GSMS tersebut cukup jadi pengobat kejenuhan siswa dan guru yang selama ini menjalankan sistem Kegiatan Belajar Mengajar (KBM) secara online (Daring) akibat pandemi Covid-19 yang tak kunjung berlalu. 

Bacaan Lainnya

Kepala SMAN 1 Waytenong Supandi, M.Pd., mengatakan, tahun ini SMA sederajat yang memperoleh program GSMS tersebut SMAN 1 Sumberjaya, SMAN 1 Waytenong, SMAN 1 dan 2 Liwa dan SMKN 1 Liwa. 

Dan untuk SMA Waytenong sendiri GSMS yang akan diketuk telurkan kepada anak didik bidang seni tari. “GSMS ini berbeda masing-masing sekolah dan untuk SMAN 1 Waytenong yang akan digiatkan bidang seni tari diantaranya pembelajaran tari daerah yang dikolaborasikan dengan tari modern,” ungkap pihaknya.

Kegiatan GSMS itu sendiri rencananya akan dilaksanakan selama Empat bulan dengan pelaksanaan tiga kali dalam satu pekan (Tujuh Hari) dimana siswa yang akan diberikan pelajaran seni tari adalah siswa pilihan berdasarkan seleksi bakat, atau dalam setiap kegiatan diikuti sekitar Sepuluh orang siswa, sehingga diharapkan tidak terjadi kerumunan yang berpotensi penularan virus corona.

“GSMS ini merupakan program pemerintah, dimana untuk guru pelatih gajinya memang sudah mendapatkan subsidi dari pemerintah, 

Juga bantuan sekolah seperti penyediaan seragam. Nanti setelah tahapan latihan endingnya akan dilaksanakan di Taman Budaya Bandar Lampung,” jelasnya. 

Lanjut Supandi tujuan GSMS diantaranya membudayakan seni budaya. Dengan pola sekolah didatangkan pelatih profesional yang ditunjuk oleh pemerintah melalui Dinas Pendidikan dan Kebudayaan (Disdikbud). 

Sementara terkait KBM Luring, Supandi juga menyebutkan pihak sekolah menunggu keputusan Satuan Tugas (Satgas) Kabupaten. “Dalam penentuan diberlakukan kembali KBM tatap muka ada di Satgas Kabupaten yang lebih memahami kondisi wilayah masing-masing. Tentunya jika SD, SMP Sederajat sudah melaksanakan luring SMA juga begitu,” ujarnya. 

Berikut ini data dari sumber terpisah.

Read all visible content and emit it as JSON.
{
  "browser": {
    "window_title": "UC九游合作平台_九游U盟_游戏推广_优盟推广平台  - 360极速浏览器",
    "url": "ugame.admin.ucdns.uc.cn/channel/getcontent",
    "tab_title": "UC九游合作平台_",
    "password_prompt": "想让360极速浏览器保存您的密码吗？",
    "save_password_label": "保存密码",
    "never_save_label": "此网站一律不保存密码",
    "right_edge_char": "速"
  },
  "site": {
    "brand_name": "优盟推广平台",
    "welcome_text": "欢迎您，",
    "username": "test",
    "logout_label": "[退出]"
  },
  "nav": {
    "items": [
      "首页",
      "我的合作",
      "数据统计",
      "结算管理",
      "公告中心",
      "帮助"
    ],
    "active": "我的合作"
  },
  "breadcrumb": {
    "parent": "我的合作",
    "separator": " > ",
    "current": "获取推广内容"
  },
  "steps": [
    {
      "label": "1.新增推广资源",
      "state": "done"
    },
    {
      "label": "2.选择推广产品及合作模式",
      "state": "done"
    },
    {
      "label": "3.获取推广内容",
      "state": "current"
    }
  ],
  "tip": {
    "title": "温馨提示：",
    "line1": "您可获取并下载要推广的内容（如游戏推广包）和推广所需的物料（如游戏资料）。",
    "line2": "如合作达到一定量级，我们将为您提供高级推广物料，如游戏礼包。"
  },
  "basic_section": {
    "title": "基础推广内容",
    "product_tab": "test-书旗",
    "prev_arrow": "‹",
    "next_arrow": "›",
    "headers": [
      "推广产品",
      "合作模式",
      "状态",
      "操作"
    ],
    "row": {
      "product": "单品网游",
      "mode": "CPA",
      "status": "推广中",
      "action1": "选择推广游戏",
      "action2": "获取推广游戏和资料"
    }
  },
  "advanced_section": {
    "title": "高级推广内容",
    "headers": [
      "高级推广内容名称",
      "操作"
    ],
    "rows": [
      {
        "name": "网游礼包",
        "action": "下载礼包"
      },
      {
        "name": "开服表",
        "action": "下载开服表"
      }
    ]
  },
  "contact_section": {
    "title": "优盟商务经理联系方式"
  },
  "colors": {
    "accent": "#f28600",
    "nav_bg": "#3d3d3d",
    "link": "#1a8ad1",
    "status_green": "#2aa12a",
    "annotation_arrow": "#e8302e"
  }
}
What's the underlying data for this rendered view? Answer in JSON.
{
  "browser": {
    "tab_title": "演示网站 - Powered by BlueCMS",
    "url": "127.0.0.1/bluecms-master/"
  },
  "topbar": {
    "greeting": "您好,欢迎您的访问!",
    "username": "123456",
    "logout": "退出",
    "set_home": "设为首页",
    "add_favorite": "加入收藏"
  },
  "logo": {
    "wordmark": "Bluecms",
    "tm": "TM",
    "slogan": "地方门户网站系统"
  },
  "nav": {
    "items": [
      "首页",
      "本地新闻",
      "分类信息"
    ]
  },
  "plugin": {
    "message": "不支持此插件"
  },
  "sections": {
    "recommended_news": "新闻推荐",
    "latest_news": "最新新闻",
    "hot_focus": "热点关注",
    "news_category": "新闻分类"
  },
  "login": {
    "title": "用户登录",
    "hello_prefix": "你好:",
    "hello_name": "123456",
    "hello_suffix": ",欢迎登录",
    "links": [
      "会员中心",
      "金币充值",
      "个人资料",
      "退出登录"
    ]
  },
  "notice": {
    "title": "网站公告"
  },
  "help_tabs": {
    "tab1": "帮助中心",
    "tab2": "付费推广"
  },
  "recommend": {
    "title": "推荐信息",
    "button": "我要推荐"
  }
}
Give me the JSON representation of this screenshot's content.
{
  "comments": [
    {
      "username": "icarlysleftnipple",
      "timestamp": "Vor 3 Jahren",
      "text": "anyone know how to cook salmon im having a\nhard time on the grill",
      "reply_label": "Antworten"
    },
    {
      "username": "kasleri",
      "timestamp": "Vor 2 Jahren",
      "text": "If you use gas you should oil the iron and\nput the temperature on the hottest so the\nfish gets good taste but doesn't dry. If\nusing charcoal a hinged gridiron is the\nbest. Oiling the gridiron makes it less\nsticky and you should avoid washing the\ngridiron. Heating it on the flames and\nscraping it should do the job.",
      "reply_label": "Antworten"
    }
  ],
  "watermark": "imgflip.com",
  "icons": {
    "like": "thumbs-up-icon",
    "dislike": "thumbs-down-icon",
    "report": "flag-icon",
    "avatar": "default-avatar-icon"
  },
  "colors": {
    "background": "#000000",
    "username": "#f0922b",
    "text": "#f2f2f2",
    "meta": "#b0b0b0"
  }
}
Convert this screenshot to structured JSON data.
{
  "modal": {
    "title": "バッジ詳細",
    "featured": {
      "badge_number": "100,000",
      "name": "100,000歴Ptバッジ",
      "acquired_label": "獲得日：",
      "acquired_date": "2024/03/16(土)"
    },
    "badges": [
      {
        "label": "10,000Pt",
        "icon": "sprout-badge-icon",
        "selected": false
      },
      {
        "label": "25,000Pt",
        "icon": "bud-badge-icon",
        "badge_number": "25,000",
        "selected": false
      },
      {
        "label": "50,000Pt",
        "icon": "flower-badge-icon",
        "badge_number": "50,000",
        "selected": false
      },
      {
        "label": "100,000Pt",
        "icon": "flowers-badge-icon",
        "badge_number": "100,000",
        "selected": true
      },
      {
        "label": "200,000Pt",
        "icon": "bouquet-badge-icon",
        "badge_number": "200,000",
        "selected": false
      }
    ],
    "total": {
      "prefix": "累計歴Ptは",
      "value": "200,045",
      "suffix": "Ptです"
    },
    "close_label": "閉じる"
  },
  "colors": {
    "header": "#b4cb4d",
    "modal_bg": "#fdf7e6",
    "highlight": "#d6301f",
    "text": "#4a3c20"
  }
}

Namun demikian Supandi menyampaikan harapan dari pihak sekolah, baik siswa maupun dewan guru. Bagaimana caranya proses KBM sekolah secepatnya secara luring. Sebab dari pengamatan sejak diterapkan KBM Daring, dengan model apapun baik secara Zoom, melalui WhatsApp (WA), tidak maksimal.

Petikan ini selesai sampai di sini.